IK Industrievereinigung Kunststoffverpackunge...
IK Industrievereinigung Kunststoffverpackungen

„Wir wären als Branche schlecht beraten, einfach still zu halten“

Sie ist eine der Top-Speakerinnen auf dem Deutschen Verpackungsrechtstag 2023 am 8. Februar: Dr. Isabell Schmidt, Geschäftsführerin Kreislaufwirtschaft bei der IK Industrievereinigung Kunststoffverpackungen. Im Interview spricht sie darüber, welche Vorurteile ihr in der täglichen Arbeit regelmäßig begegnen, für welchen wachsenden Markt Kunststoffverpackungen prädestiniert sind – und warum verbindliche Rezyklateinsatzquoten für Verpackungen nur der erste Schritt der umfassenden Rohstoffwende des Kunststoffmarkts sind.

 

Frau Dr. Schmidt, Sie werden dankenswerterweise am 8. Februar den zweiten großen Themenblock – „Zukunft des Wert- und Kunststoffes in Zeiten der Transformation“ – eröffnen. Aus Ihrer Sicht: Welche Rolle wird der Kunststoff in den kommenden Jahren im Verpackungssegment spielen? Und wie begründen Sie diese Einschätzung?

 

Dr. Schmidt: „Für Kunststoffverpackungen birgt die Transformation neben Herausforderungen auch Chancen auf nachhaltiges Wachstum. Die Europäische Kommission hat Ende letzten Jahres einen Vorschlag für eine neue EU-Verpackungsverordnung vorgestellt. Sie beabsichtig darin, den Pro-Kopf-Verbrauch an Verpackungsabfällen bis zum Jahr 2040 schrittweise um 15 % zu senken. Dieses Ziel ist ohne Kunststoff nicht erreichbar. Denn Kunststoffverpackungen besitzen durch ihr geringes Gewicht bei zugleich hoher Funktionalität ein großes Potenzial zur Reduktion von Verpackungsabfällen. Das zeigt sich eindrucksvoll daran, dass Kunststoff in Deutschland nur 17 % des Verpackungsmülls ausmacht, obwohl über 60 % der Waren in Kunststoff verpackt werden.

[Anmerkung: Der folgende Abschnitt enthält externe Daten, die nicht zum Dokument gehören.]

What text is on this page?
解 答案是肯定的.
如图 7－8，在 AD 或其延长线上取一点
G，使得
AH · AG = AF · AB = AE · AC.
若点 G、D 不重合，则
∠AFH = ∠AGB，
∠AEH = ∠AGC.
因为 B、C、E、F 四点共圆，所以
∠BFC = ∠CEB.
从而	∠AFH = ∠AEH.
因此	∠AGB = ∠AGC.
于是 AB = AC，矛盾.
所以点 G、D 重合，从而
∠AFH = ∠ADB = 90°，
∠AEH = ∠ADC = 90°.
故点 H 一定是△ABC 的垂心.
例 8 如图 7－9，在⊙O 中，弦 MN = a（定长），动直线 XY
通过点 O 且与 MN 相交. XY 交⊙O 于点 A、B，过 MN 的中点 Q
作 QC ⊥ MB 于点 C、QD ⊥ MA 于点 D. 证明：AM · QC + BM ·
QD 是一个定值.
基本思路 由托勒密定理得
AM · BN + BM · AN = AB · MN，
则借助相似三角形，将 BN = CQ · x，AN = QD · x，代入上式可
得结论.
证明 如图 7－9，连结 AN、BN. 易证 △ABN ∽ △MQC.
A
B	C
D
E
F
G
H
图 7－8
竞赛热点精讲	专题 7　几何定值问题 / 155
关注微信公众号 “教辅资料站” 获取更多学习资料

Auch für den wachsenden Markt an Mehrwegverpackungen sind Kunststoffverpackungen prädestiniert. Kein anderes Material verfügt über derart gute Schutzeigenschaften und ist dabei so leicht und auch bei mehrfacher Verwendung so stabil und hygienisch wie Kunststoff. Richtig designt, sind Kunststoffverpackungen zudem sehr gut recyclingfähig. Das wird in Europa zukünftig eine Marktvoraussetzung werden.

Eine Herausforderung bildet heute noch der Rezyklateinsatz, vor allem in Lebensmittel-verpackungen und anderen kontaktsensitiven Anwendungen. Aber auch diese Herausforderung wird mittelfristig gelöst werden. Wichtig ist es vor allem, dass Symbolpolitik und die politische Diskriminierung von Kunststoffen ein Ende finden. Wenn Kunststoff sich in einem fairen ökologischen Wettbewerb zu anderen Materialien bewegen kann, steht ihm eine positive Zukunft bevor.“

 

Das Thema „Rezyklate“ ist von höchster Relevanz – kaum ein Branchenevent, auf dem nicht darüber diskutiert wird. Wie bewertet die IK diese Debatte? Wen sehen Sie in der Pflicht zum Handeln? Wo lauern Fallstricke?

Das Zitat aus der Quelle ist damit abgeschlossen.